With LEGO blocks available in 130 countries, it’s practically a globally available toy. Children don’t have to be able to read to follow LEGO instructions because there are no words—just pictures, arrows, and diagrams. That makes LEGO blocks the perfect “vehicle” for taking a kids’ ministry to places far from Texas. And that’s what BB4K is doing.

Little Dennis’s hope to reach kids with Jesus’ love (and LEGO sets) is happening in Gulu, Uganda, right now. The ministry is partnering with World Embrace, an in-country ministry that is building the Gulu Community Park to bless the families in the region who have suffered so much in the last 30 years due to political unrest and instability. BB4K has raised the funds for a building within the park which when completed will be open seven days a week where families can come and build with LEGO blocks and learn about God’s love and His plan for their lives.

Meanwhile, BB4K is reaching kids in Poland as ministry partners there use the BB4K model to reach families with children. This group was meeting prior to the pandemic and picked back up with workshops after the pandemic.

Back in Texas, in June 2022, BB4K loaded up their big red trailer with not only LEGO sets but food, clothing, and toys and drove down to Uvalde, Texas, where two weeks before, a school shooter took the lives of 19 students and two teachers. In what was the most challenging BB4K opportunity to date, Big Dennis and Little Dennis saw how the LEGO playtime gave these families a respite from the hard, heart-breaking experiences that had engulfed the small community, while the message of God’s love brought hope and healing for parents and their children.

Worth It All

At just 13 years old, Little Dennis has more ministry experience than most people twice his age. It has made his childhood entirely different than most kids, and he’s learned some pretty big lessons that are not lost on this young boy.

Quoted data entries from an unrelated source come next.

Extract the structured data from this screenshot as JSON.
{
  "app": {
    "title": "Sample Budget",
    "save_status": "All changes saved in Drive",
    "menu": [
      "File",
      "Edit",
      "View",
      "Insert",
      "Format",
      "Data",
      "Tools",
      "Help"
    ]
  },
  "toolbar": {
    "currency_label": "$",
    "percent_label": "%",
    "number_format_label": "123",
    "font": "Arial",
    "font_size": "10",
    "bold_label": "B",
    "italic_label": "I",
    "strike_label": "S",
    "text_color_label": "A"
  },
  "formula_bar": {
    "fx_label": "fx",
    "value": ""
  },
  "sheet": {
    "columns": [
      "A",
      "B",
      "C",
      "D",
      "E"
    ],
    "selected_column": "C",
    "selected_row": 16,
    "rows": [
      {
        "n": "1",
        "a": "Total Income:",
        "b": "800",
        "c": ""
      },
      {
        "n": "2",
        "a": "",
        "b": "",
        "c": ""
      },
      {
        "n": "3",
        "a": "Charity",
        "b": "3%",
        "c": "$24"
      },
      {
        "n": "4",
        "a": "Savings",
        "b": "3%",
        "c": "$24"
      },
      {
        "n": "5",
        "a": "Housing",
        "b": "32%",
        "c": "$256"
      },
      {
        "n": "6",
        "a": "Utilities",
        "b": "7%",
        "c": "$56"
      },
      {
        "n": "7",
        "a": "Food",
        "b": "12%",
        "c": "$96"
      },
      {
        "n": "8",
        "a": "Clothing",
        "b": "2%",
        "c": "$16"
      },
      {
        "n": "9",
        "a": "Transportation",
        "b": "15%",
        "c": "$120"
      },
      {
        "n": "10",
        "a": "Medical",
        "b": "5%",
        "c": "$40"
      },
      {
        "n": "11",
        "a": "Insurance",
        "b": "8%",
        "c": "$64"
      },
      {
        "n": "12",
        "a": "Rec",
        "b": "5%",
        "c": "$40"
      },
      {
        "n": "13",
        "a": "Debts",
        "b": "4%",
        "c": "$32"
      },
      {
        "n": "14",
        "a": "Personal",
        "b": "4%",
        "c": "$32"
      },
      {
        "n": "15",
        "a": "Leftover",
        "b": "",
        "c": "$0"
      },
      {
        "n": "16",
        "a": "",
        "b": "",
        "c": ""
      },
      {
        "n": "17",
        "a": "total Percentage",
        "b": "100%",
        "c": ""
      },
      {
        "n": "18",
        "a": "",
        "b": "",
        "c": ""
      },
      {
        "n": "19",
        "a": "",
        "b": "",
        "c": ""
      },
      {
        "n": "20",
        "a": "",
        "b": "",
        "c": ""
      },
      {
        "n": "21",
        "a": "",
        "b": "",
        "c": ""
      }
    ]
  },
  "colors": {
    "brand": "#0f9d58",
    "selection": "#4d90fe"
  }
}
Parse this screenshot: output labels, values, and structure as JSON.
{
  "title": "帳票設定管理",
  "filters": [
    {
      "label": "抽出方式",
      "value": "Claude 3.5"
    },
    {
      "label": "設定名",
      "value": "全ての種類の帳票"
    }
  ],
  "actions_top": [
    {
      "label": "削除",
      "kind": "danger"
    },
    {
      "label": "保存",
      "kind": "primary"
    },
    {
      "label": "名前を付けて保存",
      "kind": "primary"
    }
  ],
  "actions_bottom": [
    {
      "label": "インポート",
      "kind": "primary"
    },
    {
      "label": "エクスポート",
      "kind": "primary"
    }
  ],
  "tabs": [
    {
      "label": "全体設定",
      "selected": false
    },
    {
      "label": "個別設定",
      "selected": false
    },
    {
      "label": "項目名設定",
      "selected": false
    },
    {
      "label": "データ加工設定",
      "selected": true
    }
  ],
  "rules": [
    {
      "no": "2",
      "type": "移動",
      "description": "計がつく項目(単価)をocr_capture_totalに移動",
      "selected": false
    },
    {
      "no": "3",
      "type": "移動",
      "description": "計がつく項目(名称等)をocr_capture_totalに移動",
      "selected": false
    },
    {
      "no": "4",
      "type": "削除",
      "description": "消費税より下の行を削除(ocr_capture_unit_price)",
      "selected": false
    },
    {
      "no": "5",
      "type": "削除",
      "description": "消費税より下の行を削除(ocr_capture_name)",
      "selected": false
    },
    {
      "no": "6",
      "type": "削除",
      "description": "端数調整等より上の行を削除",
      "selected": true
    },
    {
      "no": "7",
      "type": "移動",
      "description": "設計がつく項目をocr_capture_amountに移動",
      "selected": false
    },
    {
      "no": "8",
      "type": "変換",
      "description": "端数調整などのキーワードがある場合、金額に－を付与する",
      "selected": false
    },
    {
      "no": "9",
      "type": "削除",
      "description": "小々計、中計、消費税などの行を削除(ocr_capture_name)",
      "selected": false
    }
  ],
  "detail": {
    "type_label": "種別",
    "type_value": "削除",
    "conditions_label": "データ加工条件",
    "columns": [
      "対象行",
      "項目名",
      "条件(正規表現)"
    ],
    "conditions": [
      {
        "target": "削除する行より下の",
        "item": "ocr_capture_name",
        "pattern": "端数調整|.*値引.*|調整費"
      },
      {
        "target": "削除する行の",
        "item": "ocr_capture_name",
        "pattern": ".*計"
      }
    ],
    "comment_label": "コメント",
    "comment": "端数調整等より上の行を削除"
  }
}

For example, after a year of doing BB4K events, Big Dennis asked his son to think about the ministry’s future and why he wanted to be a LEGO missionary. Little Dennis’s answer was wise beyond his years: “Dad, if God gives you a job to do and you don’t do it, He’ll give the job to someone else and you’re going to miss the best days of your life.”

Little Dennis also sees the value in working together as a family, with friends, and for the sake of the gospel. “It has all been worth it. It’s been 100 percent worth every moment that we have put into this. It’s been so fun to be able to do this and watch it expand to Africa and Poland. We’re only six years in, and I never thought it would be this big already. I never want to stop doing this, and I can’t wait to see what we do next with BB4K!”

Little Dennis, his family, and his best friends are using those brightly colored pieces of plastic to build more than just a miniature house, a car, or a spaceship. They are using them to build the kingdom of God, one new LEGO friend at a time.

* Developed in 1932, LEGO is the abbreviation of two Danish words—“leg godt”—which means “play well.” Made of ABS plastic, they are nearly indestructible and are made to be passed down from one generation to the next. They are designed to always fit together perfectly.

Cindy Lewis Dake writes from Arlington, Texas, where she leads a Bible study and women’s ministry at First Baptist Church Arlington.